The rise of the capital gains tax


It seems likely, judging by the continued Government hints, that the effective rate of tax applied to capital gains on assets held by superannuation funds is going to be increased. Probably this will be announced on Budget night in May and take effect from 7:30pm that night.

As usual, the language is distorted by the politicians to try to twist the truth. I wrote about that in an earlier post. This time around, they say that superannuation funds enjoy a capital gains tax discount. They say the discount results in a remarkably low rate of tax. Hence they are perfectly justified in reducing the discount and making the funds pay a fairer rate of tax. It’s all rubbish, of course. Lies and deception.

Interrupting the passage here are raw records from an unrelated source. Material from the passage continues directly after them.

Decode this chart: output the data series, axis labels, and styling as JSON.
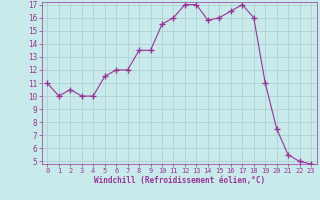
{
  "x": [
    0,
    1,
    2,
    3,
    4,
    5,
    6,
    7,
    8,
    9,
    10,
    11,
    12,
    13,
    14,
    15,
    16,
    17,
    18,
    19,
    20,
    21,
    22,
    23
  ],
  "y": [
    11,
    10,
    10.5,
    10,
    10,
    11.5,
    12,
    12,
    13.5,
    13.5,
    15.5,
    16,
    17,
    17,
    15.8,
    16,
    16.5,
    17,
    16,
    11,
    7.5,
    5.5,
    5,
    4.8
  ],
  "line_color": "#993399",
  "marker": "+",
  "marker_size": 4,
  "bg_color": "#c8eaea",
  "grid_color": "#aacccc",
  "xlabel": "Windchill (Refroidissement éolien,°C)",
  "xlabel_color": "#993399",
  "tick_color": "#993399",
  "ylim": [
    5,
    17
  ],
  "xlim": [
    -0.5,
    23.5
  ],
  "yticks": [
    5,
    6,
    7,
    8,
    9,
    10,
    11,
    12,
    13,
    14,
    15,
    16,
    17
  ],
  "xticks": [
    0,
    1,
    2,
    3,
    4,
    5,
    6,
    7,
    8,
    9,
    10,
    11,
    12,
    13,
    14,
    15,
    16,
    17,
    18,
    19,
    20,
    21,
    22,
    23
  ]
}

The rate of tax on capital gains on assets held by super funds is 15%. When the tax was introduced, in 1988 as a reminder for the young reader, the tax was levied on real gains only – that is, the cost base of the asset was inflated using a CPI measure and only the real gain was taxable. It was sensible tax policy, but complicated to work out. So, a policy change later removed the concept of indexation of the cost base and settled on a 33% ‘discount’ as an average. Pretty pragmatic, don’t you think? For a given gain, on average, 2/3rds was considered real and taxed accordingly. (For simplicity, I’m ignoring how assets held for less than 1 year were treated.)

Fast forward to Malcolm Turnbull’s era and he decries this as an unreasonable discount. It’s not a discount Malcolm. It is simply a convenience to avoid a more complicated way of calculating the real gain.

If the rumours are true, the end result will be a higher effective rate of tax on investment returns. Lower end benefits to the savers, more tax to the federal government to waste and churn on questionable endeavours. Dismal stuff coming out of Canberra, I’m afraid.